The History of Salt

10 02 2011


The next time you knock over a salt cellar and throw a pinch of the salt that spills out of it over your left shoulder to ward off bad luck, bear in mind that those few white grains would at one time have formed part of someone’s wages. The word salarium, salary, comes from the fact that Roman soldiers were paid part of their income in salt. It’s also thought that the word ‘soldier’ itself comes from the Latin sal dare, to give salt. If you look at common phrases such as ‘the salt of the earth’, ‘he’s not worth his salt’, ‘below the salt’, etc. you can get an idea of how important salt was. And it still is, because without salt in our diet we couldn’t survive.

It’s said that the ability to preserve food with salt was one of the foundations of civilization, and the salt trade was of major importance, not only because of its commercial value but also because it allowed foods to be preserved, letting people travel much greater distances than they could without having preserved foods, never knowing what fresh foods would be available. Salt was difficult to obtain, and so became a highly valued trade item. By the Bronze age many salt roads had been established, such as the via Salaria in Italy, which ran from Rome to the Adriatic coast, a distance of 242 kilometres.

By the late Middle Ages the expanding fishing fleets of the Low Countries, (Belguim, the Netherlands, and parts of northern France and western Germany) needed more salt than could be produced locally, so had to buy it from the Iberian Peninsula. It was said that Spain could have brought their northern neighbours to their knees at the end of the sixteenth century if they had blocked the sale of salt, such was its importance. But pepper was also important, and records show that when the Gauls invade Rome they demanded twenty thousand pounds of pepper as part of the ransom.

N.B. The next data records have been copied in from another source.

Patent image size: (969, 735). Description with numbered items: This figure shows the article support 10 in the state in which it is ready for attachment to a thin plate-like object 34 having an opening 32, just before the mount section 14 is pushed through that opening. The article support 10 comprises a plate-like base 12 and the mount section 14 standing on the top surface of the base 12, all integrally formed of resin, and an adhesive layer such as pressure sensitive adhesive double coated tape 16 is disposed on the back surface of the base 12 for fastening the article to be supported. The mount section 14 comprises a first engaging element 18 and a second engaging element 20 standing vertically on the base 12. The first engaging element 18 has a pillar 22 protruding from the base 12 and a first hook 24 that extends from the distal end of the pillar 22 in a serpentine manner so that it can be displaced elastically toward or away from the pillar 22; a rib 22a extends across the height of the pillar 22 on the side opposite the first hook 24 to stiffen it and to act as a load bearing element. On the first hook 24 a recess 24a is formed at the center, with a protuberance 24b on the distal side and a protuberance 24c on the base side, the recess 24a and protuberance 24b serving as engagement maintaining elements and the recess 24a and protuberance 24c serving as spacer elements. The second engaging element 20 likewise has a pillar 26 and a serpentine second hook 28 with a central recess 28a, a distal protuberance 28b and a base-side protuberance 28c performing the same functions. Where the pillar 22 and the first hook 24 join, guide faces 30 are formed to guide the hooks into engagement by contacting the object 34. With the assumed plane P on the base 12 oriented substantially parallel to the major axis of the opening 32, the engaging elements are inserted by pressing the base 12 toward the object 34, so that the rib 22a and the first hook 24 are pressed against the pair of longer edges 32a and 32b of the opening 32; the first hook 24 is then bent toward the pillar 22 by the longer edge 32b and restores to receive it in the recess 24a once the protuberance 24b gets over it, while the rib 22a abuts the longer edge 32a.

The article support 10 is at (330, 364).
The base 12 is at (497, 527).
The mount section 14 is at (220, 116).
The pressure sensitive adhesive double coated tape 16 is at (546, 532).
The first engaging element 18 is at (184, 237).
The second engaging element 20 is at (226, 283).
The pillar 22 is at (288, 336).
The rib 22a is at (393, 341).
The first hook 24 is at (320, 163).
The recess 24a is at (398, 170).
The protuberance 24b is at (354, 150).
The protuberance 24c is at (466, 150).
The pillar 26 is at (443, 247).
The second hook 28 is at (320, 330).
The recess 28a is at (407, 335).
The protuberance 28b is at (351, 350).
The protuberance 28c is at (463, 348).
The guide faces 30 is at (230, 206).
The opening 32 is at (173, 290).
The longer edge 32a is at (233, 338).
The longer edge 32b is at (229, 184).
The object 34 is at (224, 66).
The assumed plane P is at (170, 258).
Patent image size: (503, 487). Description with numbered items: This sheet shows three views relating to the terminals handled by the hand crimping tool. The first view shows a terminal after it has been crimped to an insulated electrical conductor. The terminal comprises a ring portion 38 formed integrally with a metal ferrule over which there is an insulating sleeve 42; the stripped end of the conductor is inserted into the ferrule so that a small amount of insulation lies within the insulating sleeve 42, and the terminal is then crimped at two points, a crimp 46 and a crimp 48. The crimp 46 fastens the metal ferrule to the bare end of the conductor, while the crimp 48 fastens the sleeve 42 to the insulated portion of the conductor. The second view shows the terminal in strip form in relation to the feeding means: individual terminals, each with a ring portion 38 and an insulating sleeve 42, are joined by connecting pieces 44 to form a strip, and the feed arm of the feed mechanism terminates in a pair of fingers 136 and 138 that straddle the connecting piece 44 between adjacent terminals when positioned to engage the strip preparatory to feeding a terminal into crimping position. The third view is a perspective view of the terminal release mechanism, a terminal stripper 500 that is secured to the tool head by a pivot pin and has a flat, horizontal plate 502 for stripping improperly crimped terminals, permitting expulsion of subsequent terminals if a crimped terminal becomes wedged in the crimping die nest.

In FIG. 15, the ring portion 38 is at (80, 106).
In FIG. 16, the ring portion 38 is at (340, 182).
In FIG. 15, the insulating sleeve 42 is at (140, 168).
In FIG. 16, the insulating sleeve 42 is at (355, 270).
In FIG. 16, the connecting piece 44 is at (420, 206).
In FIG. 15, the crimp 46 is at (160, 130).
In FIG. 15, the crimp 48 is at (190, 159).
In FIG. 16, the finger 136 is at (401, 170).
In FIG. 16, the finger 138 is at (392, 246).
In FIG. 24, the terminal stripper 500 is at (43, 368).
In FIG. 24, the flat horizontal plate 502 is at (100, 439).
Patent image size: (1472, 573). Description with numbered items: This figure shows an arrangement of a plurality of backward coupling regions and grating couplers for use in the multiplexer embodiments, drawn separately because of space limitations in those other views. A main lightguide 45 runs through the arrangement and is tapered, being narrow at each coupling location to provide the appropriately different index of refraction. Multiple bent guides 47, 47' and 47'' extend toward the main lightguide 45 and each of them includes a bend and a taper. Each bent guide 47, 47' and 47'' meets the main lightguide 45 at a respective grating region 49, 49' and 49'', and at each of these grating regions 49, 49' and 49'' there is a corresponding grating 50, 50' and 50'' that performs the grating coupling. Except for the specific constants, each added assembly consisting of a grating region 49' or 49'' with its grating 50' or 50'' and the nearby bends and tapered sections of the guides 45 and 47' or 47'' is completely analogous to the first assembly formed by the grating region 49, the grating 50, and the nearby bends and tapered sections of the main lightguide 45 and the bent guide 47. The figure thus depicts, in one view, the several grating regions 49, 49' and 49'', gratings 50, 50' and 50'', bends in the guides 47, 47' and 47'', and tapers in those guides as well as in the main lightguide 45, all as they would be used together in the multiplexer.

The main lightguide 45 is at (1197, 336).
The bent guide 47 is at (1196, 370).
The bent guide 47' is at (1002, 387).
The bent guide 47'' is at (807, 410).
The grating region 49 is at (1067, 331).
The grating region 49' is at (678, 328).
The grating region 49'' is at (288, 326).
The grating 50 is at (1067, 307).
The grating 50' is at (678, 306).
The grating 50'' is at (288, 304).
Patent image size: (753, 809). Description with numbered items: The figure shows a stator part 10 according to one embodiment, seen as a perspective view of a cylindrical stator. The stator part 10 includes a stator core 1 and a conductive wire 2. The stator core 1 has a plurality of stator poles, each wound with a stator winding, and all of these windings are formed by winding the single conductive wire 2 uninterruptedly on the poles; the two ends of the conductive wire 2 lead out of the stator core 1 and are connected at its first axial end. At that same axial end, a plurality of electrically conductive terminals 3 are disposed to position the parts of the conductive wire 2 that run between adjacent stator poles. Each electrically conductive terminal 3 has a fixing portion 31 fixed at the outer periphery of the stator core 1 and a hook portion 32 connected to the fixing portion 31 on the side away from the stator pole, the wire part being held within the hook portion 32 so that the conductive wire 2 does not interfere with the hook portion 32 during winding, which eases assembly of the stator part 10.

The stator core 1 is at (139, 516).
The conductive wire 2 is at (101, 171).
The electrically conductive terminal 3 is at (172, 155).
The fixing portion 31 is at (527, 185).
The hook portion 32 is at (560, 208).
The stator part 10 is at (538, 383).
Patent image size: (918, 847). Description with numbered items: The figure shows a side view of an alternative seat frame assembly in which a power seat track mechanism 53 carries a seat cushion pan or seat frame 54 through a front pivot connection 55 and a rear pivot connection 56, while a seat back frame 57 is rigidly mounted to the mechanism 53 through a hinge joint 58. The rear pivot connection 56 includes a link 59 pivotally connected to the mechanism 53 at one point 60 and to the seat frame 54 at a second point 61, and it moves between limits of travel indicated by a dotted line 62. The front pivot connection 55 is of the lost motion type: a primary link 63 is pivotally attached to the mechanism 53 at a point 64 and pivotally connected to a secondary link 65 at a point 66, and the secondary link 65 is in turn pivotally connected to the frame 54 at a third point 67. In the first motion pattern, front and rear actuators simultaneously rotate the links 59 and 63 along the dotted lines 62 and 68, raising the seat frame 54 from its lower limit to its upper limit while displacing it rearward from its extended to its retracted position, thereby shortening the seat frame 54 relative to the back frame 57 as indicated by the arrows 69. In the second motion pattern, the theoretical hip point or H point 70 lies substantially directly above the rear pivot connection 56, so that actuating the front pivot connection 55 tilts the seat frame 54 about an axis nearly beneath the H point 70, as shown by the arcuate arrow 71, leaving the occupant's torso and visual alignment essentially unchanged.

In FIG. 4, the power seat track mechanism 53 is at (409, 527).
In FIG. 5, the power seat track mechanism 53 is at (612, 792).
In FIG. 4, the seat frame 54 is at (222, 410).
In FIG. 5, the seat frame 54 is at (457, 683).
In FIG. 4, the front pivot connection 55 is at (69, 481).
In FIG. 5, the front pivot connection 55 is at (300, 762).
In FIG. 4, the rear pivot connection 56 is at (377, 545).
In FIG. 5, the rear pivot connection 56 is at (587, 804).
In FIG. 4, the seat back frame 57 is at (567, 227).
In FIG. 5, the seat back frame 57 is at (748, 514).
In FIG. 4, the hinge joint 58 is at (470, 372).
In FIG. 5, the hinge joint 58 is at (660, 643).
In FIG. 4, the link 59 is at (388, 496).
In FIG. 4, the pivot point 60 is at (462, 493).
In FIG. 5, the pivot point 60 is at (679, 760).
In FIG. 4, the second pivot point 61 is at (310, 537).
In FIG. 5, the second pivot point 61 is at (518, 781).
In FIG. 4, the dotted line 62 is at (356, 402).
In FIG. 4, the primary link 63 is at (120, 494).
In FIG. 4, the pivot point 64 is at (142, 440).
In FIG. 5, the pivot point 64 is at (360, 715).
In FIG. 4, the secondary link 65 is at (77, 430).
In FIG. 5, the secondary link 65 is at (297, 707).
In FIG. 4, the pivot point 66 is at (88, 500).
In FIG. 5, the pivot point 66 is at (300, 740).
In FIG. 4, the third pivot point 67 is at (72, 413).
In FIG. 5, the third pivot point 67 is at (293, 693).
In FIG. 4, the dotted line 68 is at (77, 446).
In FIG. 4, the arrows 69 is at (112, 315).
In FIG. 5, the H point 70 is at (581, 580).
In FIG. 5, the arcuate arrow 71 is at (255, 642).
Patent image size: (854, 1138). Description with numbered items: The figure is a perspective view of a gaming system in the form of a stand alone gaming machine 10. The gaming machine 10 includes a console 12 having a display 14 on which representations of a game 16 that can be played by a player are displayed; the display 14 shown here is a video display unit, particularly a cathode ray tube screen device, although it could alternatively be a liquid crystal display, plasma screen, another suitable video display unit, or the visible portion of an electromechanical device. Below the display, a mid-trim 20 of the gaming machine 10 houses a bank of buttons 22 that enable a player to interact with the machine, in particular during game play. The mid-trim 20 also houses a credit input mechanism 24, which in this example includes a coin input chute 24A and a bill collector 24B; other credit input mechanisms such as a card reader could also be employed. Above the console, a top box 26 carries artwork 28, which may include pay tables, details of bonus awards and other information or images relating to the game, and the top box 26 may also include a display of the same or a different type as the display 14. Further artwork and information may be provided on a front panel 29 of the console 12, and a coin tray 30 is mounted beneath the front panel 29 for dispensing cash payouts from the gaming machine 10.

In medieval England salt was expensive and only affordable by the higher ranks of society. The nobility sat at the ‘high table’ and their servants at lower trestle tables. The salt was placed in the centre of the high table and only those of rank had access to it. The gave rise to the phrase, ‘below the salt’, describing someone of lesser importance, as that was where the servants sat, on the lower tables below their masters.

As valuable as salt was, it has a tendency to attract moisture and become lumpy. Originally small bowls or containers, usually with a spoon, had been used at the table, (the original salt cellar). In 1863 a US patent was issued for a salt shaker with a small built-in agitator to break up the caked salt, but the usual approach to creating a salt that was fine enough to use in a shaker was to try and remove the moisture-absorbing elements. Eventually researchers changed direction, and tried to discover an additive that would effectively cover each grain of salt and absorb moisture.

In 1911, Joy Morton, owner of the Morton Salt Company of Chicago solved the problem by adding magnesium carbonate to their product, which made it possible to pour salt from a sealed container. But it was to be more than a decade until the first sets of figural salt and pepper shakers were commercially produced.